La stazione mediopadana c’è, e con essa la certezza che da domenica – giorno successivo a quello di un’inaugurazione che si annuncia rovente, tra polemiche politiche e cortei di protesta – i treni cominceranno a fermarsi. A mancare però è una visione d’insieme, che la renda accessibile a un bacino di utenza che sfiora i due milioni di abitanti.
Parte da qui la riflessione di Unindustria Reggio, che questa mattina per bocca del suo presidente Stefano Landi ha illustrato alcune proposte volte a dare il via a un ragionamento in termini di area vasta; con lui, riuniti nel quartier generale di via Toschi a testimoniare la collaborazione tra le associazioni di categoria, il presidente di Confindustria Modena Pietro Ferrari e il vicepresidente di Confindustria Mantova Gianluigi Coghi.
Una grande infrastruttura non può e non deve esaurire il proprio ruolo nel luogo in cui è insediata. Landi lo ha ripetuto più volte, spiegando che da questo imperativo ha avuto origine la ricerca commissionata a Caire Urbanistica per individuare errori da correggere e priorità da porsi in tema di stazione Tav. In altre parole, e cioè quelle del presidente Ugo Baldini, per tratteggiare la nuova governance infrastrutturale.
L’urgenza più grande è la creazione di una connessione autostradale alla mediopadana, che deve essere accessibile attraverso un casello dedicato: chi verrà a Reggio per prendere un treno, spesso come tutti gli utenti delle ferrovie in lotta contro il tempo, deve poter godere di questa “agevolazione”. Ma le priorità sono anche altre: migliorare l’efficienza dei treni locali, – la stazione Tav richiede di essere ben accessibile dal sistema ferroviario regionale in arrivo da Verona-Mantova con opere di interconnessione nel nodo di Suzzara e con l’elettrificazione del tratto Suzzara-Bagnolo – potenziare la tratta stradale Mantova, Suzzara, Guastalla e Reggio, sviluppare le connessioni urbane col centro storico cittadino, completare la Cispadana, o ancora creare un nuovo casello verso Correggio che interagisca con Mancasale. L’elenco potrebbe proseguire, ma già è sufficiente secondo gli Industriali a dare l’idea del profondo deficit strutturale che rischia di compromettere la fruizione dell’alta velocità.

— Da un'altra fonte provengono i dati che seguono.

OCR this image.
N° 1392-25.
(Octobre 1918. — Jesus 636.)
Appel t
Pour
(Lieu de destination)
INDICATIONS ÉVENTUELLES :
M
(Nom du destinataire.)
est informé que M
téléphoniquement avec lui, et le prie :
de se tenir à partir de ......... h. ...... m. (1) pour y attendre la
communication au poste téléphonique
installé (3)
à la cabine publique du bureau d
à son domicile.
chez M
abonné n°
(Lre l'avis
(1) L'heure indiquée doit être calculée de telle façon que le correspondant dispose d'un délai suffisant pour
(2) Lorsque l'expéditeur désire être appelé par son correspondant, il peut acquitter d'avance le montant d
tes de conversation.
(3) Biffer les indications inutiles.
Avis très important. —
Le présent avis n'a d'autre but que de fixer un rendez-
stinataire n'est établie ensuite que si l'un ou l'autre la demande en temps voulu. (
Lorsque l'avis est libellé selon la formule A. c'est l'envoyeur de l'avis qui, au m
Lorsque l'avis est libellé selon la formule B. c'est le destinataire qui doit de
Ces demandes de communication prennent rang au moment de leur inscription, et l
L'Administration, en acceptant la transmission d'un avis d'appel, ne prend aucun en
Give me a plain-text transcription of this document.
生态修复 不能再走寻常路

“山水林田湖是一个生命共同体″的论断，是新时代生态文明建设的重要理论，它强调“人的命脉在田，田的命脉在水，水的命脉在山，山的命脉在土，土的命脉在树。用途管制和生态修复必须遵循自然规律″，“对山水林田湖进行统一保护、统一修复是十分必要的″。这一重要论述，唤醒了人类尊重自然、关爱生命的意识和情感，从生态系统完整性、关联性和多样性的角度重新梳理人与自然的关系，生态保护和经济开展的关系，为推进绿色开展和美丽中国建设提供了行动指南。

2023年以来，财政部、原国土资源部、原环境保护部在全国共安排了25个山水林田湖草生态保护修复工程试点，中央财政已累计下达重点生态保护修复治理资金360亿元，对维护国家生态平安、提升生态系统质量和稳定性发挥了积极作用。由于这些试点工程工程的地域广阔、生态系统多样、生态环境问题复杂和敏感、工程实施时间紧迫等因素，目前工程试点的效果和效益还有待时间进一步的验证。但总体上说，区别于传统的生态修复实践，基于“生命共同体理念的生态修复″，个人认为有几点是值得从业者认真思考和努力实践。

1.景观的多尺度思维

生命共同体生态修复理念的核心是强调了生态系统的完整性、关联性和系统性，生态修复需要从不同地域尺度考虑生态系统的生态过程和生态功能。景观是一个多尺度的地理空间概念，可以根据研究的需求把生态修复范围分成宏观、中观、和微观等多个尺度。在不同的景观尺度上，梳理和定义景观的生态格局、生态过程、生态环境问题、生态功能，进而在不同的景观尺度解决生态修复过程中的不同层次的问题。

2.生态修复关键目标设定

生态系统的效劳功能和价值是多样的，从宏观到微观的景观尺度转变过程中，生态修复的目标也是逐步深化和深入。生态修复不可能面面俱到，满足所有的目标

“Occorre lavorare sulla logistica per le persone, le merci e le informazioni: il successo di queste operazioni determinerà un aumento dell’attrattività del territorio per le imprese, e non solo”, ha spiegato Baldini. E ancora: “Territori più attrezzati aumenteranno i valori fondiari, migliorando così la convenienza ad investire, a tutto vantaggio delle risorse che arriveranno al Comune con le tasse”.
Obiettivo è dunque dar la sveglia agli enti locali, colpevoli – comuni, province e, soprattutto, regioni – di non essere riusciti a creare una rete di collegamento tra i vari territori e la stazione mediopadana. “Qualcosa – ha detto Landi, specie alla luce della ormai prossima inaugurazione dello scalo reggiano – non ha evidendentemente funzionato in maniera adeguata. È mancato un coordinamento indispensabile per determinare la visione d’insieme che un’opera come questa, al contrario, comporta”.
Già, ma quanti soldi serviranno per realizzare tutto ciò? Stime complessive e precise non esistono, ha chiarito Baldini. Inoltre affrontare troppe questioni contemporaneamente rischierebbe di non far neppure decollare il progetto. Meglio allora concentrarsi su una cosa per volta: per esempio sul sistema ferroviario locale, che per essere potenziato avrebbe bisogno di dieci milioni di euro. Tanti o pochi, non sta agli Industriali dirlo: “Ma il fatto che oggi non ci siano le risorse non deve significare, necessariamente, rinunciare a progettare una dotazione infrastrutturale rinnovata nel suo impianto, nelle sue logiche funzionali e nel suo ruolo all’interno dell’area vasta”, ha ammonito Landi.